Sonra beyaz renkli bir top kefen kumaşı masaya atılır
Besmele çekilerek tahta metreyle ölçülmeye başlar…
O sırada Gülsüm nene gözlerini oradan kaçırarak uzaklara dalar gider…
Kefen dokuz metre olana kadar tahta metreyle ölçülür.
Kesmek için makası uzatan acemi çırak uyarılır
— Makassız bu sefer… Bak ta bak…
Mehmet usta bezi ağzıyla yırtıp eliyle ayırırken çırağa diğer ders verilir
— Kefeni makas kesmez elinle yapacaksın…
Sarılı kefenin üzerine kokulu sabunlar konurken…
— “Bu yıkanınca güzel koksun diye konur” diye ders devam eder…
— “Bu pamuğu napıyorlar biliyon mu?” lafı Fatiha okuyan ustanın sesiyle bastırılır.
Sonra bir bez torbadan bir avuç lavanta çıkarılıp tezgâha konur…
Çıraklar ise o sırada masanın üzerine eski bir koli getirmektedirler…
Hazırlanan “Ahret bohçası” koliye bir gelinin çeyizi sandığı ciddiyetinde dizilir…
Gülsüm nene çayını içerken Mehmet usta ona bir çiçekli pazen kesivermiştir.
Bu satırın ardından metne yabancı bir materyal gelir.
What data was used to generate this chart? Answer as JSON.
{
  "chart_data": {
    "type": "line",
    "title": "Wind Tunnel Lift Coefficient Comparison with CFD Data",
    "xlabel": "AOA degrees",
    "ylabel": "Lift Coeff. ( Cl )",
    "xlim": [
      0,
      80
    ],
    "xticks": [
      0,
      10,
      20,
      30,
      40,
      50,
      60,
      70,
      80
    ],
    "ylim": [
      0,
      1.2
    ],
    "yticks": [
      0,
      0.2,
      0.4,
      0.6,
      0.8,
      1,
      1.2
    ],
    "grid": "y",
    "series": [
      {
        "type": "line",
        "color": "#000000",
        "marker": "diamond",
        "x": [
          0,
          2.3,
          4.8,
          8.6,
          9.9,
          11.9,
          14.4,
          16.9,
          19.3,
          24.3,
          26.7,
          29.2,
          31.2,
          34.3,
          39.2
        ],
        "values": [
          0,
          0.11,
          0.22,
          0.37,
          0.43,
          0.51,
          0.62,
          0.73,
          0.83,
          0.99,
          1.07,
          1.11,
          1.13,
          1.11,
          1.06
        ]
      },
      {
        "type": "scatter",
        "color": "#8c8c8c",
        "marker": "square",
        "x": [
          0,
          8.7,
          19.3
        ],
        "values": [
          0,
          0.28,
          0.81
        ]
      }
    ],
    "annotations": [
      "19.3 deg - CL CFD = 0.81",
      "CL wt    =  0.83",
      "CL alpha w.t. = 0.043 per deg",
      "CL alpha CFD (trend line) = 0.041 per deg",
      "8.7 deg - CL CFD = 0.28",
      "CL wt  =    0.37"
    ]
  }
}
Mehmet usta bir elinde koli bir elinde çiçekli pazenle gelir ve yanına oturur
—Evet, buyur Gülsüm ana işte emanetin…
Gülsüm nene gülümseyerek koliye dokunur ve sorar
—Bu mu şimdi?
O sırada kolinin üzerine Mehmet usta çiçekli pazendi koyar
—Bunu da al bak bu çok güzel allı güllü yeni geldi
—İlk evvel bundan kendine bir şalvar yapıver
— “Te üstünde paralanana kadar giy bunu” der ve koliyi göstererek
— “En sonda bunu”… Diyerek üzülerek koliyi işaret eder
— Allah geçinden versin…
Gülsüm nene sevinerek çayını bırakıp o eskimiş para çantasına davranır.
—Sağol kaç para etti?
—Almıyoz bundan para be Gülsüm ana… Unuttun zaar…
—Almeyonuz mu?
—Yok, adet böyle…
— “İyi madem” diyen Gülsüm nene ağlamaklı dua eder ve telaşla kalkar
— “Allah sana ve torunlarına uzun ömür versin”…
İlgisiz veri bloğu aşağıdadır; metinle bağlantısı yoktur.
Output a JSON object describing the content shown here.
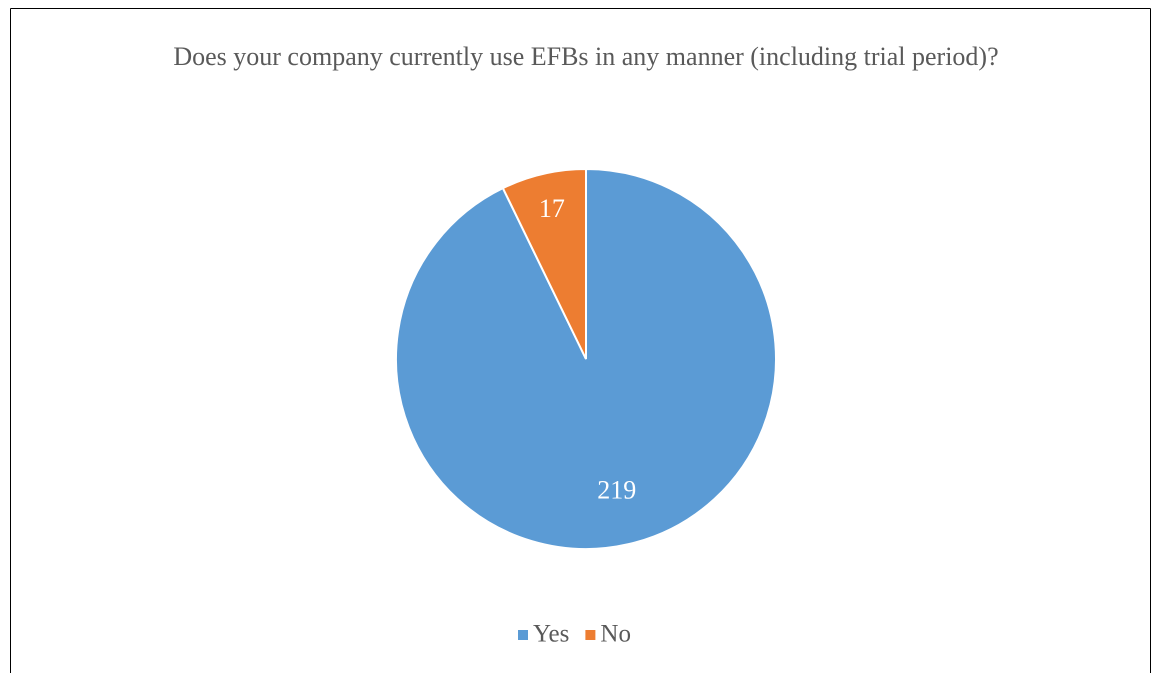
{
  "chart_data": {
    "type": "pie",
    "title": "Does your company currently use EFBs in any manner (including trial period)?",
    "categories": [
      "Yes",
      "No"
    ],
    "values": [
      219,
      17
    ],
    "colors": [
      "#5b9bd5",
      "#ed7d31"
    ],
    "legend": "bottom"
  }
}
Sonra oradan “Ahret bohçası” elinde çook uzaklara doğru gider ve ufukta kaybolur…
Dostlar bizimde nenelerimiz dedelerimiz böyle Ahret bohçalarını alıp gittiler
Şu sıralarda anne ve babalarımız da onların ardı sıra gidip duruyor…
Onların arkasından böyle baka kalmadan onları koruyup kollayın…
Sevin, gönlünü alın, kıymetleyin… “Öf” bile demeyin
İyi ki varsın… Allah başımızdan eksik etmesin… Diye dualar edin.
Onlara evlerinizde ve gönüllerinizde yer açın…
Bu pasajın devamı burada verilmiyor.